Americanism is the set of beliefs that has always held this country together in its large embrace. Americanism calls for liberty, equality, and democracy for all mankind. And it urges this nation to promote the American Creed wherever and whenever it can—to be the shining city on a hill, the “last, best hope of earth.” Ultimately, Americanism is derived from the Bible. The Bible itself has been a grand unifying force in American society, uniting Christians of many creeds from Eastern Orthodox to Unitarian, and Jews, and Bible-respecting deists like Thomas Jefferson—and many others who respect and honor the Bible whatever their own religious beliefs.So, Gelernter starts by asserting that the neocons, unlike the left, believe in the American nation, then he turns around and defines this nation as a Jacobin-style crusade to liberate all humanity. He thus perfectly demonstrates what I’ve been saying about the neocons since 2002 and 2003.
Question: is Gelernter consciously lying when he boasts of neocon patriotism, or does he believe what he’s saying? In my view he’s innocent of lying, because, being utterly ignorant of and indifferent to the actual American nation, he simply defines the nation as a universal idea, and therefore has no awareness of the fundamental contradiction between these two concepts.

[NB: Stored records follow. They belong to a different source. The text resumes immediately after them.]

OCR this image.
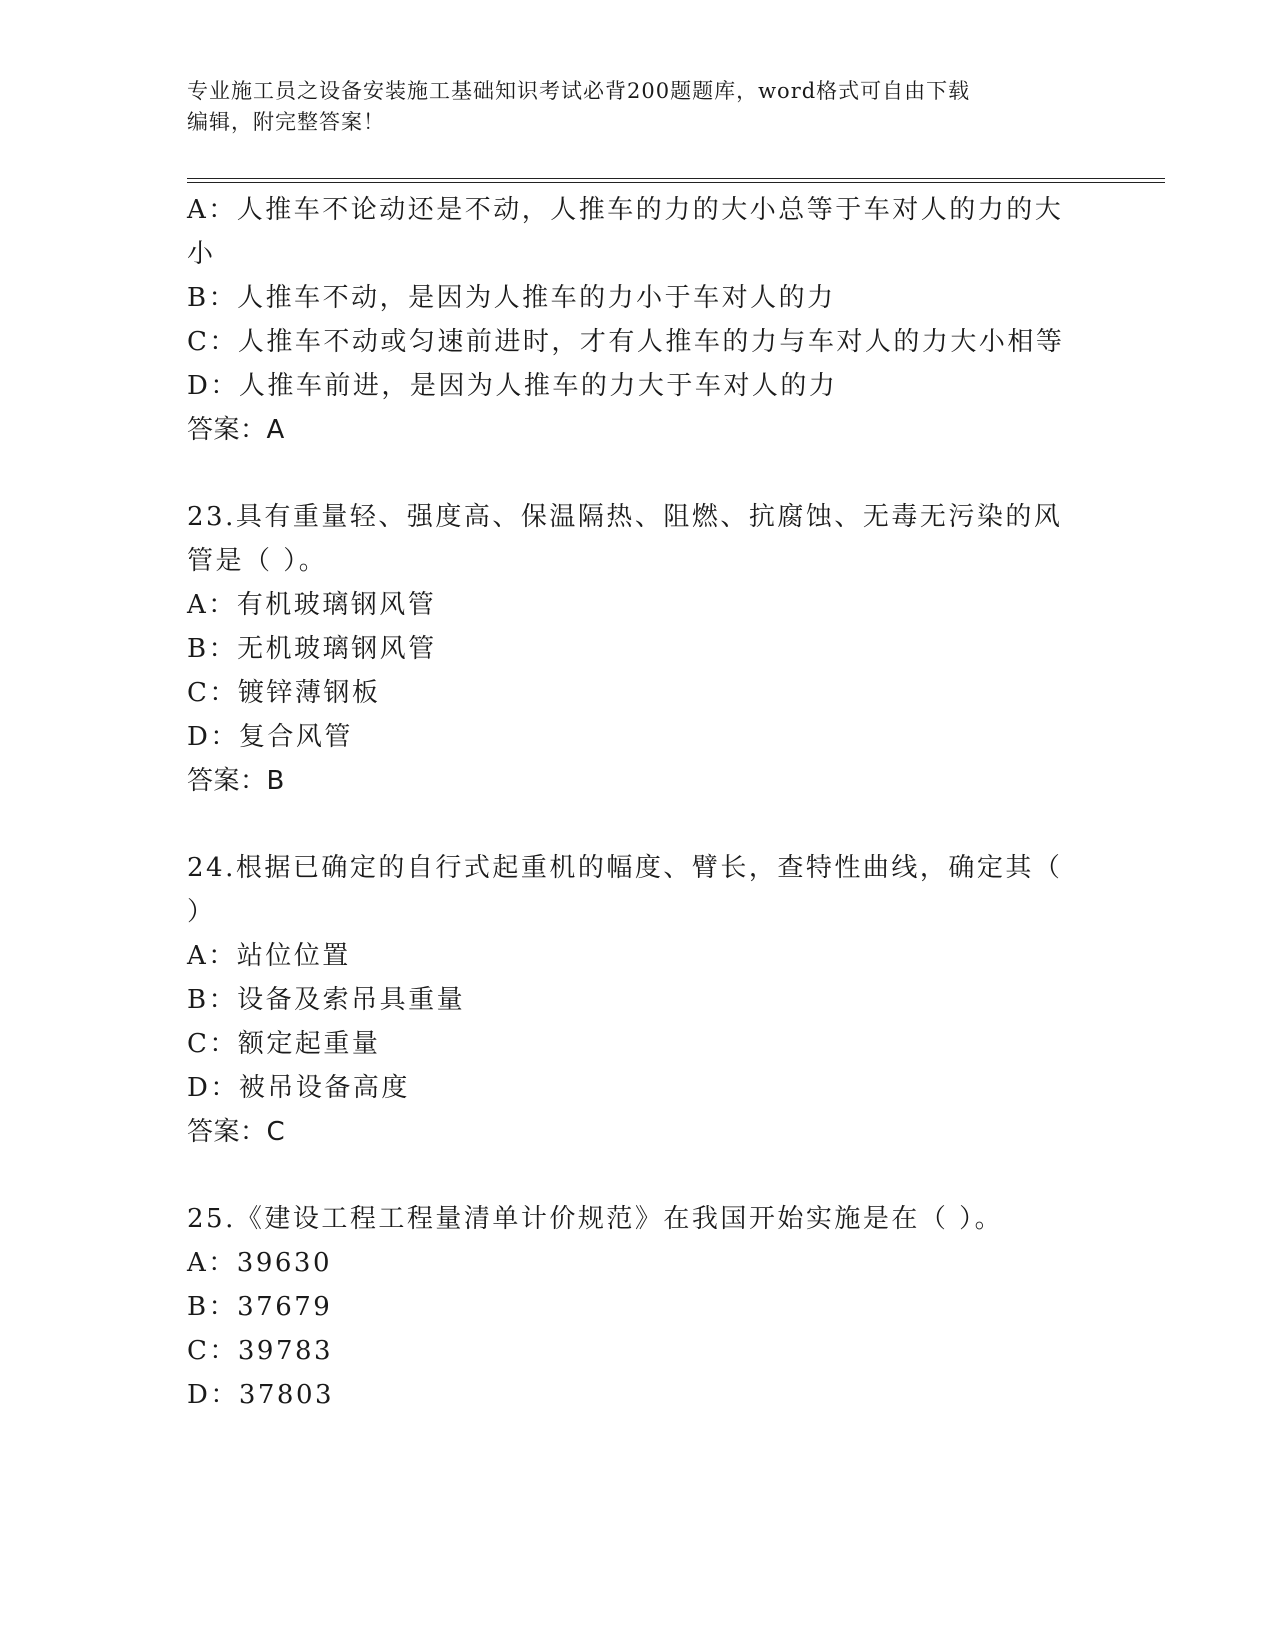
专业施工员之设备安装施工基础知识考试必背200题题库，word格式可自由下载
编辑，附完整答案！

A：人推车不论动还是不动，人推车的力的大小总等于车对人的力的大

小

B：人推车不动，是因为人推车的力小于车对人的力

C：人推车不动或匀速前进时，才有人推车的力与车对人的力大小相等

D：人推车前进，是因为人推车的力大于车对人的力

答案：A

23.具有重量轻、强度高、保温隔热、阻燃、抗腐蚀、无毒无污染的风

管是（ ）。

A：有机玻璃钢风管

B：无机玻璃钢风管

C：镀锌薄钢板

D：复合风管

答案：B

24.根据已确定的自行式起重机的幅度、臂长，查特性曲线，确定其（

）

A：站位位置

B：设备及索吊具重量

C：额定起重量

D：被吊设备高度

答案：C

25.《建设工程工程量清单计价规范》在我国开始实施是在（ ）。

A：39630

B：37679

C：39783

D：37803
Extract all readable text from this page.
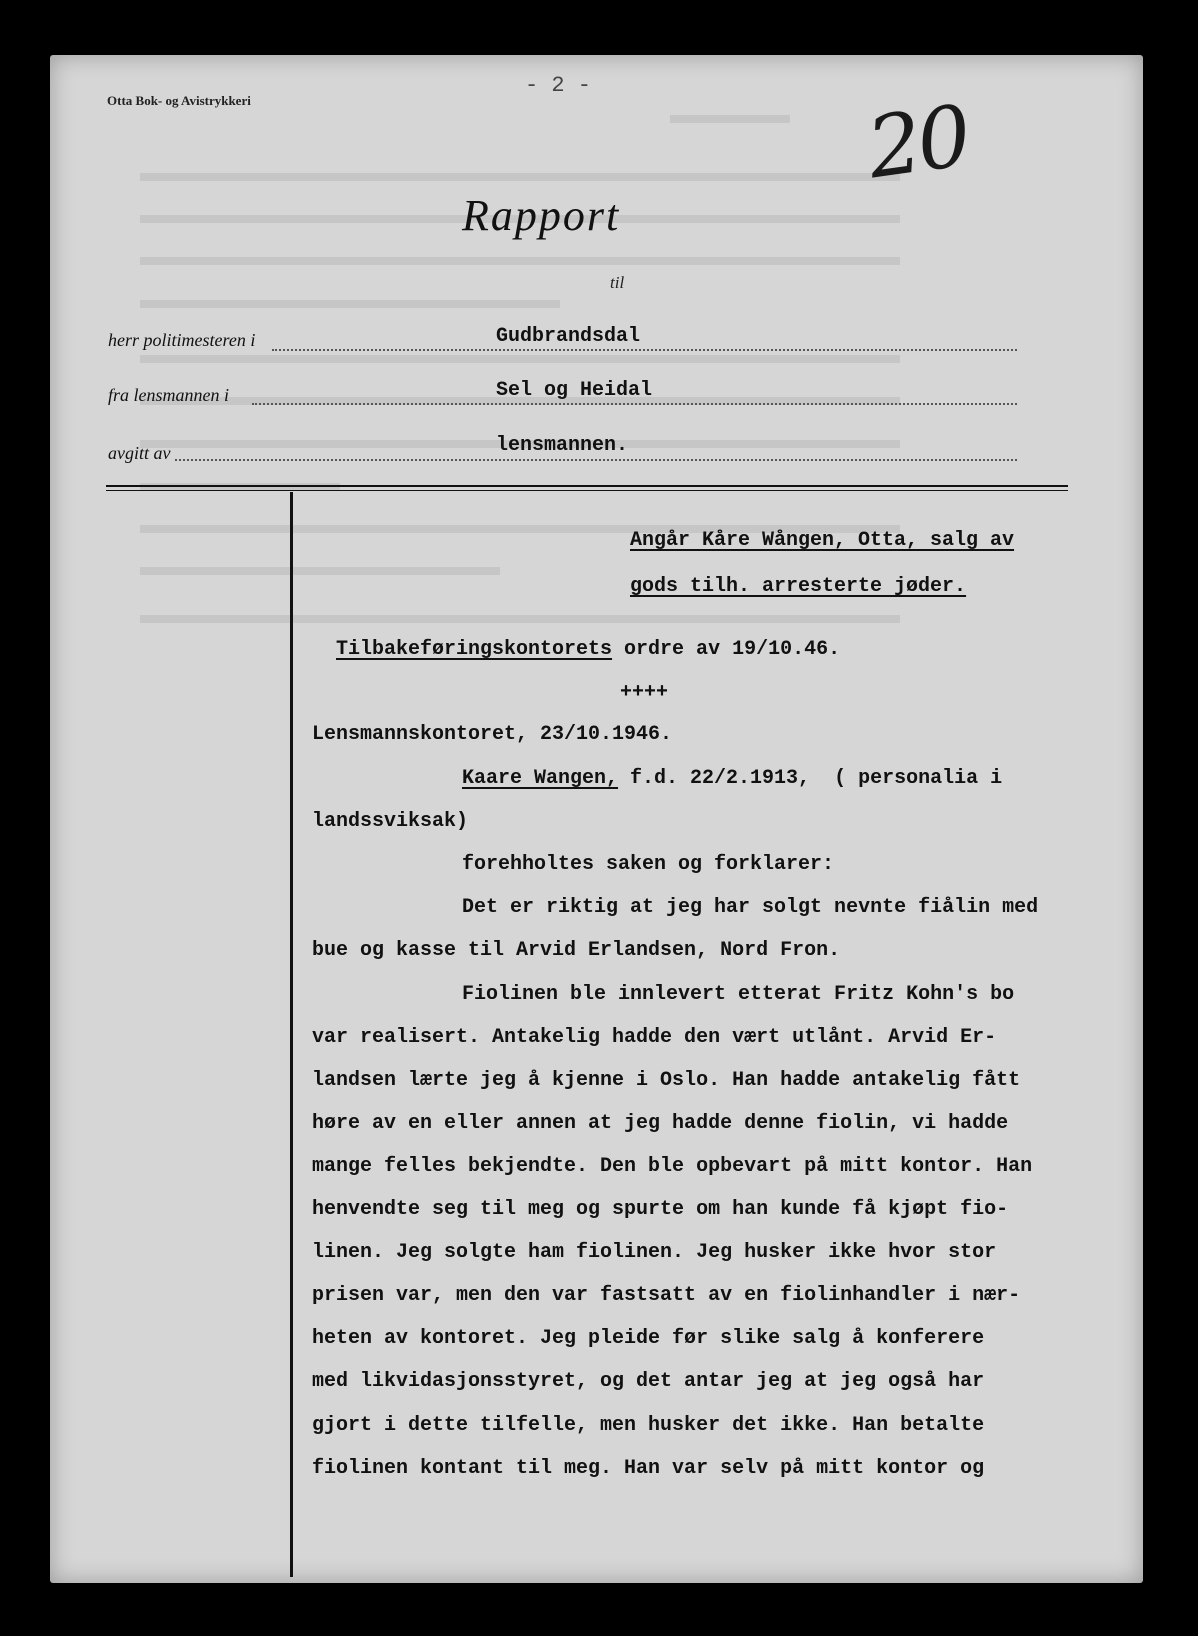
Otta Bok- og Avistrykkeri
- 2 -
20
Rapport
til
herr politimesteren i	Gudbrandsdal
fra lensmannen i	Sel og Heidal
avgitt av	lensmannen.
Angår Kåre Wången, Otta, salg av
gods tilh. arresterte jøder.
Tilbakeføringskontorets ordre av 19/10.46.
++++
Lensmannskontoret, 23/10.1946.
Kaare Wangen, f.d. 22/2.1913,  ( personalia i
landssviksak)
forehholtes saken og forklarer:
Det er riktig at jeg har solgt nevnte fiålin med
bue og kasse til Arvid Erlandsen, Nord Fron.
Fiolinen ble innlevert etterat Fritz Kohn's bo
var realisert. Antakelig hadde den vært utlånt. Arvid Er-
landsen lærte jeg å kjenne i Oslo. Han hadde antakelig fått
høre av en eller annen at jeg hadde denne fiolin, vi hadde
mange felles bekjendte. Den ble opbevart på mitt kontor. Han
henvendte seg til meg og spurte om han kunde få kjøpt fio-
linen. Jeg solgte ham fiolinen. Jeg husker ikke hvor stor
prisen var, men den var fastsatt av en fiolinhandler i nær-
heten av kontoret. Jeg pleide før slike salg å konferere
med likvidasjonsstyret, og det antar jeg at jeg også har
gjort i dette tilfelle, men husker det ikke. Han betalte
fiolinen kontant til meg. Han var selv på mitt kontor og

But what then of his critique of the left’s false patriotism, where he shows that he does understand the difference between a nation and a universal idea? The two cases are different. The leftists believe in a globalist order, and they want America to go down. The neocons believe in a globalist order, but they want America to be its fountainhead. And it’s this desire for America to inspire, organize, and represent a democratic world order bringing all mankind together under a single belief system that the neocons call patriotism and conservatism. The left dreams of a Single Unified Humanity—led by the UN. The neocons dream of a Single Unified Humanity—led by the U.S. Neither side believes in the American nation.